港口通道不是免费的午餐。蒙古的矿石要走天津港,我们是不是可以在港口使用费、优先装卸权、仓储周转期上设定更有利的条款?甚至可以建立“过境保证金”制度——你用我的通道,就要确保我进口的稳定性和定价优惠。
进口不只是做买方。中国每年从奥尤·陶勒盖进口大量铜精矿,但我们能不能争取长期的包销协议?甚至更进一步,参与铜精矿的计价公式、质量检验标准、仲裁地点等规则制定。把这些看不见的权力拿到手,比拿一点股权更有价值。
企业层面还可以更灵活。拿不到股权,就拿长期服务合同——比如矿区供电20年的独家运营权,或者铁路运输的长期包运合同。拿不到控制权,就拿定价条款、质量标准、金融结算、保险与物流一揽子方案。把价值链往上游延伸,别总停在“买货卖货”的末端。

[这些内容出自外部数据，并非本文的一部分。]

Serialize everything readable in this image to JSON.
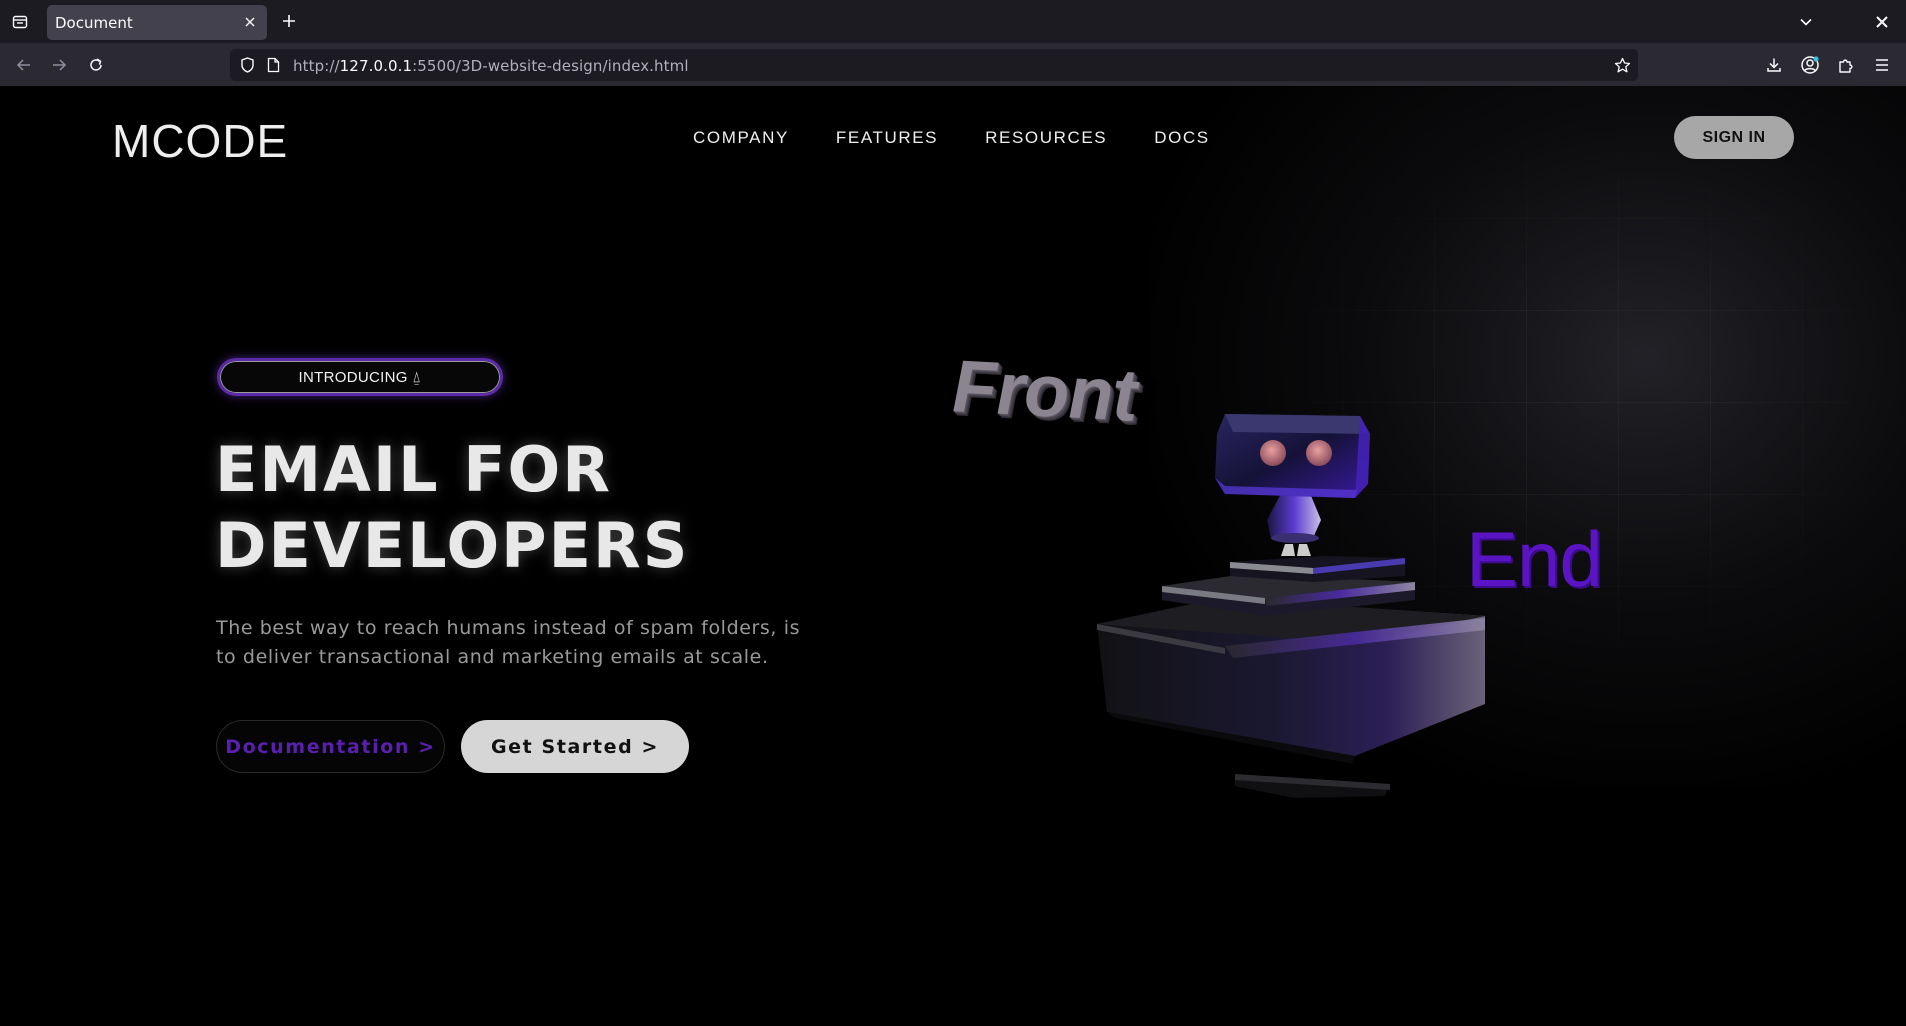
{
  "browser": {
    "tab": {
      "title": "Document"
    },
    "url": {
      "prefix": "http://",
      "host": "127.0.0.1",
      "rest": ":5500/3D-website-design/index.html"
    }
  },
  "site": {
    "logo": "MCODE",
    "nav": {
      "items": [
        {
          "label": "COMPANY"
        },
        {
          "label": "FEATURES"
        },
        {
          "label": "RESOURCES"
        },
        {
          "label": "DOCS"
        }
      ],
      "sign_in": "SIGN IN"
    },
    "hero": {
      "badge": "INTRODUCING ⍙",
      "title_line1": "EMAIL FOR",
      "title_line2": "DEVELOPERS",
      "description": "The best way to reach humans instead of spam folders, is to deliver transactional and marketing emails at scale.",
      "buttons": {
        "documentation": "Documentation >",
        "get_started": "Get Started >"
      }
    },
    "scene": {
      "word_front": "Front",
      "word_end": "End"
    }
  },
  "colors": {
    "accent_purple": "#5a14c4",
    "badge_border": "#5b2aa8",
    "signin_bg": "#a7a7a7",
    "get_started_bg": "#d6d6d6",
    "page_bg": "#000000"
  },
  "icons": {
    "tab_list": "tab-list-icon",
    "tab_close": "close-icon",
    "new_tab": "plus-icon",
    "back": "back-arrow-icon",
    "forward": "forward-arrow-icon",
    "reload": "reload-icon",
    "shield": "shield-icon",
    "page": "page-icon",
    "bookmark": "star-icon",
    "downloads": "download-icon",
    "account": "account-icon",
    "extensions": "extensions-icon",
    "menu": "hamburger-menu-icon"
  }
}
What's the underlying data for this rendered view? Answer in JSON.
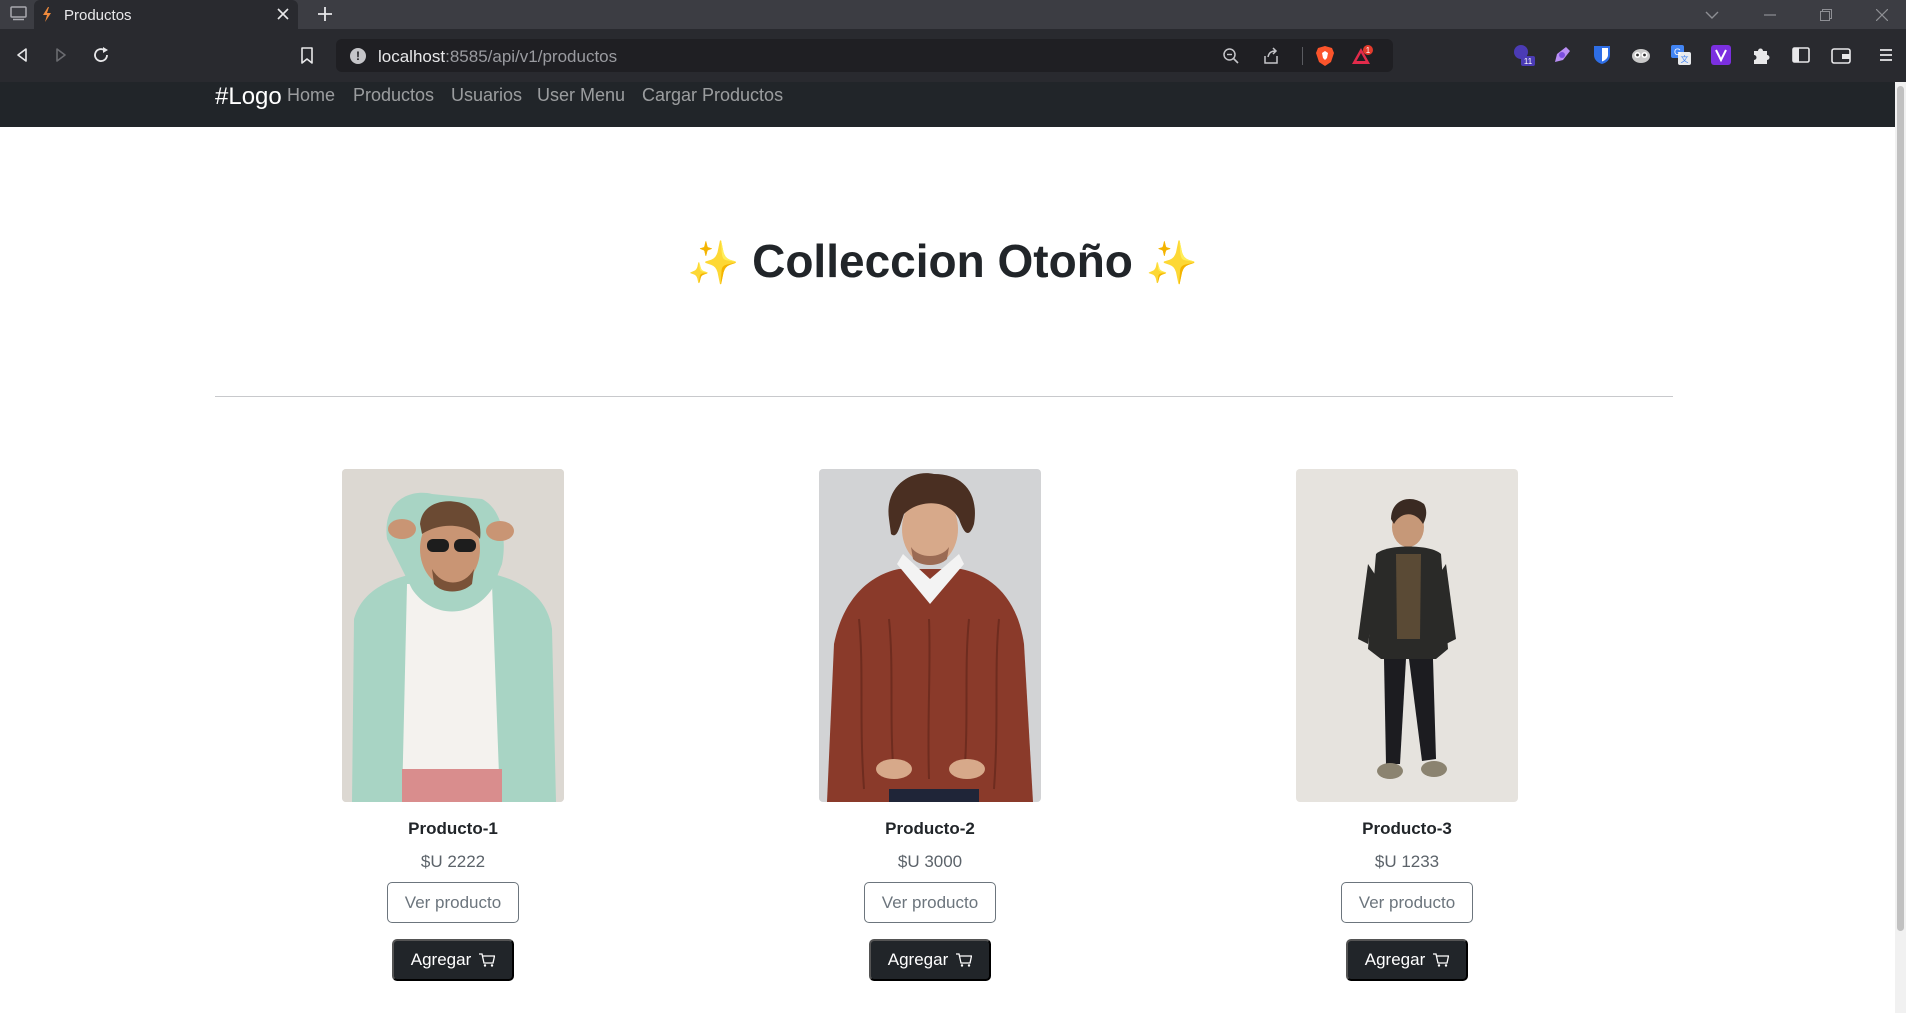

周边国家之所以越来越倾向“外资控股加对华销售”的模式,背后有个现实原因:他们更愿意把政治风险转嫁给中国市场,把商业收益留给远方资本。因为资本从远方来,说走就走;而市场在中国,跑不掉。这种不对称的博弈,光靠情绪没用,靠的是更细的制度工具。
口岸效率、运力安排、能源供给、环保标准、合规要求、金融结算——这些都是可以摆在桌面上的筹码。你让我走你的路,就要守你的规矩。规矩立起来,后面才有得谈。奥尤·陶勒盖这事,表面看是一个铜矿的股权排斥,深处看是谁承担成本、谁拿走收益的老问题。
我们把路修到家门口,把电送到矿区,把港口通到世界,换来的不该只是“多卖点矿给你”,更该有对等的尊重和更扎实的利益安排。有人说,那干脆断它的电、封它的路、禁它的市场,逼它就范。这种想法可以理解,但不可行。
一来,中国是负责任的大国,不能学美国搞长臂管辖和单边制裁;二来,断供会伤及我们自己的冶炼厂和下游产业;三来,会把蒙古彻底推向“第三邻国”的怀抱,让美国、日本捡便宜。
更好的策略是:继续做好基础设施服务商,但把服务变成规则。你要用电,可以,签15年长期供电合同,附带优先购矿权;你要走路,可以,过境费用与矿石价格挂钩;你要卖矿,可以,人民币结算,汇率风险你承担。把每一个基础设施节点,都变成谈判桌上的一张牌。
同时,加速推动资源进口来源多元化。非洲、南美、中亚的铜矿项目,该投的继续投。不能让奥尤·陶勒盖一家独大,不能让蒙古国觉得“你离不开我”。当你有多个选择的时候,对方才会珍惜你的合作。
对这种项目,中国更应该继续当一个稳定的大买家,还是该在通道、能源、市场准入上施加更多影响力?两者都不是终点。终点应该是——成为这套资源游戏里的规则制定者之一。稳定的大买家,永远是被动的。今天你买他的矿,明天他涨价,你怎么办?
施加影响力,听起来像是霸权,我们不搞那一套。但规则制定者不一样:你通过长期的服务合同、过境协议、结算安排,把双方的权责利用白纸黑字写清楚。你不再是一个“求着买矿”的客户,而是一个“你离不开我”的合作伙伴。奥尤·陶勒盖这堂课,学费不便宜。
但它至少让我们看清了一个道理:善良和基建不能自动换来尊重,只有把基建变成规则,把服务变成契约,把市场变成砝码,路可以走,但不能白走;电可以用,但不能白用;矿可以卖,但不能卖了矿还骂卖矿的人。